Incidentally, the fact that we arrived is the only thing that’s gone right in the past 48 hours.
After a 3am wakeup, we were off to the airport for the first leg of our flight to Mwanza (home of Lake Victoria, famous for the problematic Nile Perch).
|Ryan, Lesley, Vanessa, me, Renalda, and Yvonne on the edge of Lake Victoria|
One more flight and we were in Kigoma, and basically all things have fallen to shit since we landed. So far the field season is off to a bad start, which is bad since we haven’t actually started.
1. We arrived at the lab to find that there is no lab.
We’re working out of our hotel rooms this year. Oh, joy. The space we’ve used in the past is apparently being renovated, and we never got the heads up. This Sucks.
2. The place we store all of our gear from year to year was broken into. Apparently nothing was stolen, however…
3. The boat we were counting on to replace our old Zodiac (full of holes, transom falling off…) is GINORMOUS and our motor is too small to fit it. Oops.
It took the train back to Dar today, and maybe we’ll get our money back. Now we’re down to our spare boat which is iddy and barely sea worthy…
4. The (very expensive, very data-rich) thermistor chain that we so carefully deployed offshore in the lake last year magically found US today.

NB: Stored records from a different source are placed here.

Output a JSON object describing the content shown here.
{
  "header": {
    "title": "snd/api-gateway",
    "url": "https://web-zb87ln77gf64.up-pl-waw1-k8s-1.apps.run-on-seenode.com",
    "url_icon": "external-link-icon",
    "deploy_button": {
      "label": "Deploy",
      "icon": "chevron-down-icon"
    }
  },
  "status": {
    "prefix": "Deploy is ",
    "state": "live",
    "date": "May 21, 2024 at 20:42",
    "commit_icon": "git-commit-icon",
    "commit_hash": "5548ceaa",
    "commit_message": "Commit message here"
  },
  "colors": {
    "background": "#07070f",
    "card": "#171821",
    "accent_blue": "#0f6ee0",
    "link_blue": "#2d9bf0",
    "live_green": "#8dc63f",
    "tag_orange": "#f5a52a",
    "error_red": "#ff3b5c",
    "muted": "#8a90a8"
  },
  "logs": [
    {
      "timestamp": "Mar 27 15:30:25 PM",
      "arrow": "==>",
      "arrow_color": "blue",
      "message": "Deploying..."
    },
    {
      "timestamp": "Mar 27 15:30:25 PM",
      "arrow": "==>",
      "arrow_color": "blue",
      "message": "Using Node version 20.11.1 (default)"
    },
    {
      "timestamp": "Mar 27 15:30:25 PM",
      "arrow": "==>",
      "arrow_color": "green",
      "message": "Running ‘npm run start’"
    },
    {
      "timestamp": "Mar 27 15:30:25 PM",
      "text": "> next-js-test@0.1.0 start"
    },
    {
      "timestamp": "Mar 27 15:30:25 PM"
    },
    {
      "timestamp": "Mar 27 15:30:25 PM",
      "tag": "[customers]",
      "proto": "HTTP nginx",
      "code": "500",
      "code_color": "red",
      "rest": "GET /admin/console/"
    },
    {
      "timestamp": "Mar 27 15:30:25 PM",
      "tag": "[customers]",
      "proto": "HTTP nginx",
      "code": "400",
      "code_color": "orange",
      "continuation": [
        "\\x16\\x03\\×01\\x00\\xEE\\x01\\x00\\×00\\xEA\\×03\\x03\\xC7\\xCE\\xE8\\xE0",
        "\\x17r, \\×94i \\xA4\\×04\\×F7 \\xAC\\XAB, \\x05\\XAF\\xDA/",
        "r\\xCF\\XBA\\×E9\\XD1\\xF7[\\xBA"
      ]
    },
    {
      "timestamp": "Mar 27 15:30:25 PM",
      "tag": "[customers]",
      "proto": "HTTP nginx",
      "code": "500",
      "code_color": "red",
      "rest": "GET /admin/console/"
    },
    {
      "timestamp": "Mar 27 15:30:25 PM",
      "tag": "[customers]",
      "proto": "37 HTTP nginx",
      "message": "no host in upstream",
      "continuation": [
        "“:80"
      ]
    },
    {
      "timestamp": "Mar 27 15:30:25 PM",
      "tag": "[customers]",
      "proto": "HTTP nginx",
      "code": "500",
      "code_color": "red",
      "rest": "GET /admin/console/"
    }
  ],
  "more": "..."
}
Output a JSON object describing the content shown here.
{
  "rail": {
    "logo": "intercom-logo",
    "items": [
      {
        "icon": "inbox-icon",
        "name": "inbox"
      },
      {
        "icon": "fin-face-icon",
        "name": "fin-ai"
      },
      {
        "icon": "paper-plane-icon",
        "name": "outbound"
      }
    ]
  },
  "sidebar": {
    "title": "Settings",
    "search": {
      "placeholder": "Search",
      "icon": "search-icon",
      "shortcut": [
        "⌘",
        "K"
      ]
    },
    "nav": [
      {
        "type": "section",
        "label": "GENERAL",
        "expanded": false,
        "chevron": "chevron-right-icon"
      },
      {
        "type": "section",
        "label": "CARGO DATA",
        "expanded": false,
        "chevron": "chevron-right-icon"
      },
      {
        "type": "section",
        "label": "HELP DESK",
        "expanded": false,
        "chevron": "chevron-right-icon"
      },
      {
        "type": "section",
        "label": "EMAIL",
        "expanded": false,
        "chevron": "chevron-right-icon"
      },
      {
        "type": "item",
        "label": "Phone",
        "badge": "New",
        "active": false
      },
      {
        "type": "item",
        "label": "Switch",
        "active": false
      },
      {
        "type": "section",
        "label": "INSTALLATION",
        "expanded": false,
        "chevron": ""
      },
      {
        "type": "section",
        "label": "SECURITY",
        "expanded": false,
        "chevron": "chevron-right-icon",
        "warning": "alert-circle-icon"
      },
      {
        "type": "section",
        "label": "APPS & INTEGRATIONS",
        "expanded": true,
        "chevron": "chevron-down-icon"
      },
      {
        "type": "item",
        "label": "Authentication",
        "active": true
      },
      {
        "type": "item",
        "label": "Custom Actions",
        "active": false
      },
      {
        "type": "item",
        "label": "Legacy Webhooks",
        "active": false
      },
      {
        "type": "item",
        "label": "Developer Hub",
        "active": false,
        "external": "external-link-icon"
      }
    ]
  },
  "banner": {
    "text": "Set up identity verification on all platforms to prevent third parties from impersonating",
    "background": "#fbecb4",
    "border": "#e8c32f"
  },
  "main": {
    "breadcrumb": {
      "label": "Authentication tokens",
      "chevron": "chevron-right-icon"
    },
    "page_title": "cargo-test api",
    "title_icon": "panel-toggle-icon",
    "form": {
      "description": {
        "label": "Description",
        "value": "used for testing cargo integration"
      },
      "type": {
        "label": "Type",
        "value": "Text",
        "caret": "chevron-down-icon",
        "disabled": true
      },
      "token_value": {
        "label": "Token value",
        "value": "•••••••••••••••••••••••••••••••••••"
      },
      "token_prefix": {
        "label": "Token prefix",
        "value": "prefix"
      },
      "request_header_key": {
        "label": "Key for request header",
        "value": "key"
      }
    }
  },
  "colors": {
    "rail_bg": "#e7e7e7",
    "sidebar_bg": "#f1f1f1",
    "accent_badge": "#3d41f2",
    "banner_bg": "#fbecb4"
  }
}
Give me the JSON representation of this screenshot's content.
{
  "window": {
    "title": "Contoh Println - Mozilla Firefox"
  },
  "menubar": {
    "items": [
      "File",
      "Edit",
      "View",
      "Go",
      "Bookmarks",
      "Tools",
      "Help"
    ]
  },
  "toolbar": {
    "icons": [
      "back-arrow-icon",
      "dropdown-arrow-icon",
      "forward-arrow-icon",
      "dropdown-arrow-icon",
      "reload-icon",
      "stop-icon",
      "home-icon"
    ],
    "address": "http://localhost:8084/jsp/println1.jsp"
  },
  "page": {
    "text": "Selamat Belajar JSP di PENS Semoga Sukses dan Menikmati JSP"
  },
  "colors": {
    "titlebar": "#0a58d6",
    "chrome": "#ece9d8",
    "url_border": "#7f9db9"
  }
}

This piece of equipment has been a point of contention for a Very Long Time. It’s basically a long rope with temp loggers attached at various depths (down to 160m!) so we can detect (via a thermal shift) if an upwelling occurred (hypothesized to be a periodic source of nutrients for the nutrient-poor lake). We threw it out last year with a pinger and a good luck charm and hoped for the best. Last week some folks accidentally (?) brought it up with their fishing gear, which saved us the hassle of trying to relocate it I guess.
But overall, I'm just giddy to be out of Dar, and I truly love Kigoma.
The fun thing about coming back to a place you’ve been is that people remember you, and since I’m now a seasoned veteran of Tanzania, I have people. The lady who cleans the rooms and washes my (filthy, disgusting) field clothes gave me a huge hug when I arrived at Aqualodge today. The night guard was excited because I knew how to say hello in Swahili.
The best was a reunion with my buddy George, fish parataxonomist extraordinaire and completely wonderful human being.
|Georgie! This shot is from last year after we successfully deployed the thermister chain.|
So now we’re going through gear, sorting our stuff, and trying to prepare for our expedition to Mahale. It’s long, dirty days, and we’ve all pretty much (already…) given up on the notion of being clean. But I LOVE it here, and being back on the lake reminds me of why I wanted to come back in the first place.
In the words of my nephew Nolan, age 3: “I happy.”